The pace and likely end point of Fed tightening are more important than the start date in determining the yield curve — and the long-term rate outlook.

Views Of The Federal Reserve As FOMC Meets On Rates

The Marriner S. Eccles Federal Reserve building stands in Washington, D.C., U.S., on Tuesday, Jan. 27, 2015. The policy-setting Federal Open Market Committee (FOMC), meeting for the first time in 2015 on Tuesday and Wednesday in Washington, will be challenged by reports contrasting the encouraging performance of the U.S. economy with a global outlook that has darkened since they met in December. Photographer: Andrew Harrer/Bloomberg

Andrew Harrer/Bloomberg

December’s employment report reinforced the continuing trend of strong job creation. Growth in wages and earnings was anemic, though, reversing most of the gains from the previous month. More important, recent consumer price inflation data came in well below the Federal Reserve’s 2 percent objective. Indeed, headline CPI was actually negative. The National Football League is not the only august organization grappling with unwanted deflation these days!

At its meeting this week, the Federal Open Market Committee offered few clues about whether it will begin hiking rates around the middle of this year, which had been the consensus until recently. So what should investors keep in mind in assessing the outlook?

The most recent inflation data bolster confidence in our long-standing view that there will be no interest rate increase from the FOMC before December 2015. There are two main reasons for this: exceptionally weak price inflation and asymmetric risk around the timing of rate increases.

December’s headline deflation number was not an aberration. Price inflation will struggle to remain positive in the U.S. through the summer. This will cause the FOMC to delay its initial rate hike well past its stated mid-2015 preference. There are already signs that lower energy prices are seeping into core prices, which the Fed considers more indicative of underlying price trends. December’s core CPI number was flat, or disinflationary.

With economic growth prospects weakening abroad, the U.S. economy is highly reliant on domestic sources of growth. FOMC members are acutely aware of the asymmetry of risk around the timing of rate hikes. That is, the cost of raising rates too soon — and stifling a domestic-focused, consumer-driven economic recovery — is viewed as considerably higher than the cost of raising rates too late (inflation running above the Fed’s target for some time). Given this view of risk, the FOMC will not be keen to raise rates soon, especially in the absence of robust domestic inflation.

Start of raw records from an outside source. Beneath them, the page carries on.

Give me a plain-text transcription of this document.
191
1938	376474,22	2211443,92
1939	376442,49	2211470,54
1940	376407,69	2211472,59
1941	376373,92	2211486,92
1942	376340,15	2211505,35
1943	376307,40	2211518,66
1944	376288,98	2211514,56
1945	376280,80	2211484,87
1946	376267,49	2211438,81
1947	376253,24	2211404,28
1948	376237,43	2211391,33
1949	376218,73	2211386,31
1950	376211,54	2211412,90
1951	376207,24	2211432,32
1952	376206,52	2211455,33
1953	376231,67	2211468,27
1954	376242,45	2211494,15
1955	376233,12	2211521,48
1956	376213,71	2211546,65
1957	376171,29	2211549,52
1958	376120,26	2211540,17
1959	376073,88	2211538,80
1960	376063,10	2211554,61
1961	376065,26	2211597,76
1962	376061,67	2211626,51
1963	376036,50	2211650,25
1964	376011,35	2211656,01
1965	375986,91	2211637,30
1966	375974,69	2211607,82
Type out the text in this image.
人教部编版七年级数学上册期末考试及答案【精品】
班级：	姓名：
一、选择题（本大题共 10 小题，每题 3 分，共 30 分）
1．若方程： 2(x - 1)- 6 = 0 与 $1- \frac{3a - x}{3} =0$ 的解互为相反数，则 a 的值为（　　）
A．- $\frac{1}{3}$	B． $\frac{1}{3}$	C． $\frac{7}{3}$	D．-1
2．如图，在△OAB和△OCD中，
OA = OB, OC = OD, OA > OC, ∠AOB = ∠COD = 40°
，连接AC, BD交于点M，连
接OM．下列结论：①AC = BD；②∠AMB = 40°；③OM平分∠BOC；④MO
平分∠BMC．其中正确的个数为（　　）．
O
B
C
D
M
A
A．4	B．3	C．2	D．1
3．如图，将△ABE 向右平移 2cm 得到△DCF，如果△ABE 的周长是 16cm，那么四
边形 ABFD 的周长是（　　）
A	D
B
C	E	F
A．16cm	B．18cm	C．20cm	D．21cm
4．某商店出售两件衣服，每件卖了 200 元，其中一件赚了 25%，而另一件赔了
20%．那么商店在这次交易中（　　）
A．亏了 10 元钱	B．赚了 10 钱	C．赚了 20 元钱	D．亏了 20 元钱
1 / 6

The obsession with the timing of rate hikes is distracting investors’ attention from two more substantive elements of policy that will impact yields much more.

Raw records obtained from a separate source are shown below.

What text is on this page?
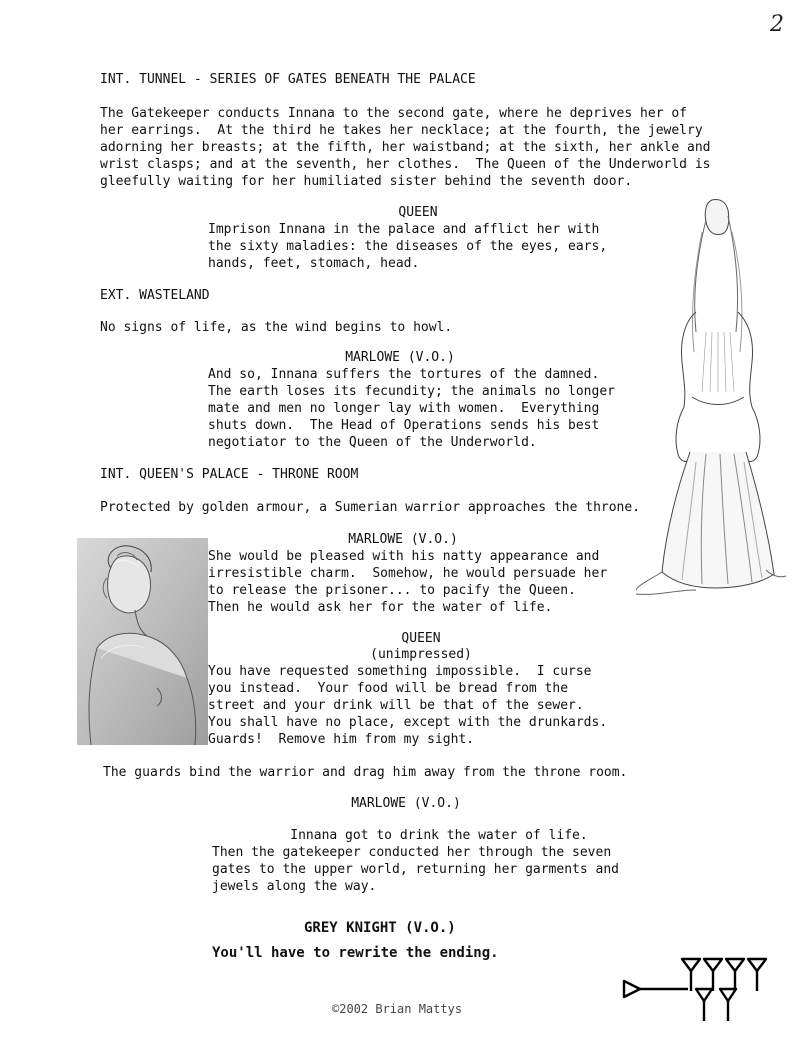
2
INT. TUNNEL - SERIES OF GATES BENEATH THE PALACE
The Gatekeeper conducts Innana to the second gate, where he deprives her of
her earrings.  At the third he takes her necklace; at the fourth, the jewelry
adorning her breasts; at the fifth, her waistband; at the sixth, her ankle and
wrist clasps; and at the seventh, her clothes.  The Queen of the Underworld is
gleefully waiting for her humiliated sister behind the seventh door.
QUEEN
Imprison Innana in the palace and afflict her with
the sixty maladies: the diseases of the eyes, ears,
hands, feet, stomach, head.
EXT. WASTELAND
No signs of life, as the wind begins to howl.
MARLOWE (V.O.)
And so, Innana suffers the tortures of the damned.
The earth loses its fecundity; the animals no longer
mate and men no longer lay with women.  Everything
shuts down.  The Head of Operations sends his best
negotiator to the Queen of the Underworld.
INT. QUEEN'S PALACE - THRONE ROOM
Protected by golden armour, a Sumerian warrior approaches the throne.
MARLOWE (V.O.)
She would be pleased with his natty appearance and
irresistible charm.  Somehow, he would persuade her
to release the prisoner... to pacify the Queen.
Then he would ask her for the water of life.
QUEEN
(unimpressed)
You have requested something impossible.  I curse
you instead.  Your food will be bread from the
street and your drink will be that of the sewer.
You shall have no place, except with the drunkards.
Guards!  Remove him from my sight.
The guards bind the warrior and drag him away from the throne room.
MARLOWE (V.O.)
Innana got to drink the water of life.
Then the gatekeeper conducted her through the seven
gates to the upper world, returning her garments and
jewels along the way.
GREY KNIGHT (V.O.)
You'll have to rewrite the ending.
©2002 Brian Mattys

First, the pace of eventual rate hikes is at least as important as when they begin. How rapidly the FOMC will tighten once it begins will determine the shape of the yield curve: The greater the pace of perceived tightening, the flatter the yield curve will become. There has been little guidance on this, and previous FOMC minutes seem to indicate that FOMC members would like to provide some. The FOMC issues forecasts for future policy rates quarterly; they are presented graphically and referred to as the “dot plot.” This can serve as a proxy for the expected pace of tightening until more tangible guidance is provided in either the statement or the minutes.

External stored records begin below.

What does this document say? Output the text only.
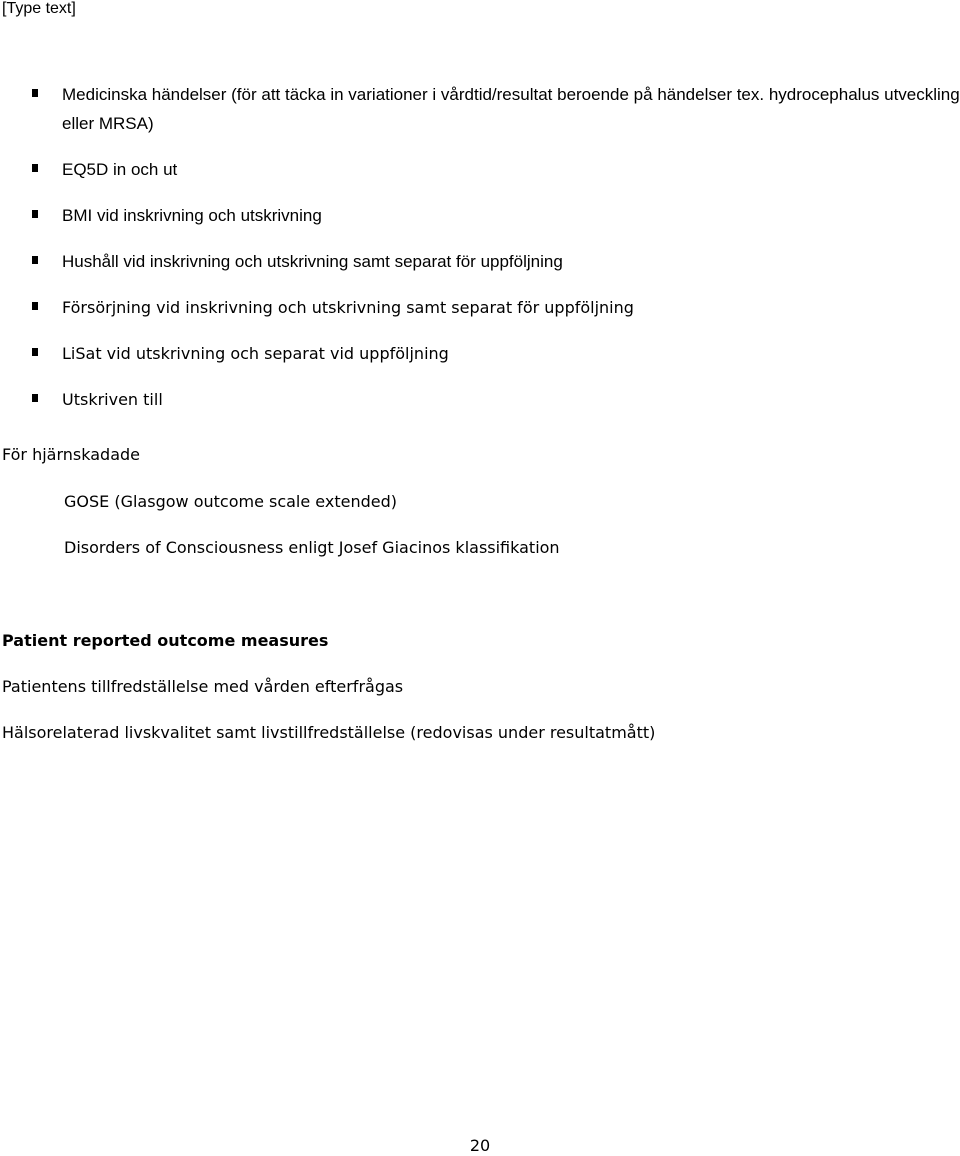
[Type text]
Medicinska händelser (för att täcka in variationer i vårdtid/resultat beroende på händelser tex. hydrocephalus utveckling eller MRSA)
EQ5D in och ut
BMI vid inskrivning och utskrivning
Hushåll vid inskrivning och utskrivning samt separat för uppföljning
Försörjning vid inskrivning och utskrivning samt separat för uppföljning
LiSat vid utskrivning och separat vid uppföljning
Utskriven till
För hjärnskadade
GOSE (Glasgow outcome scale extended)
Disorders of Consciousness enligt Josef Giacinos klassifikation
Patient reported outcome measures
Patientens tillfredställelse med vården efterfrågas
Hälsorelaterad livskvalitet samt livstillfredställelse (redovisas under resultatmått)
20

Second, the peak of the coming tightening cycle — the terminal rate — will be a key determinant of long-term yields in the future. A ten-year yield can be (crudely) deconstructed into two components: the average of the expected policy rate over the next ten years and a term premium. As of December, FOMC projections for the path of interest rates show a terminal rate of 3.75 percent. This would be the lowest terminal rate in more than 40 years and implies that ten-year yields will remain below their historical averages for some time. Once again, the dot plots are a rough proxy for the committee’s thinking around the optimal terminal rate.

Shehriyar Antia is the founder and lead strategist at Macro Insight Group, an investment strategy firm based in New York. Previously, he worked on quantitative easing programs and monetary policy as a senior market analyst at the Federal Reserve Bank of New York.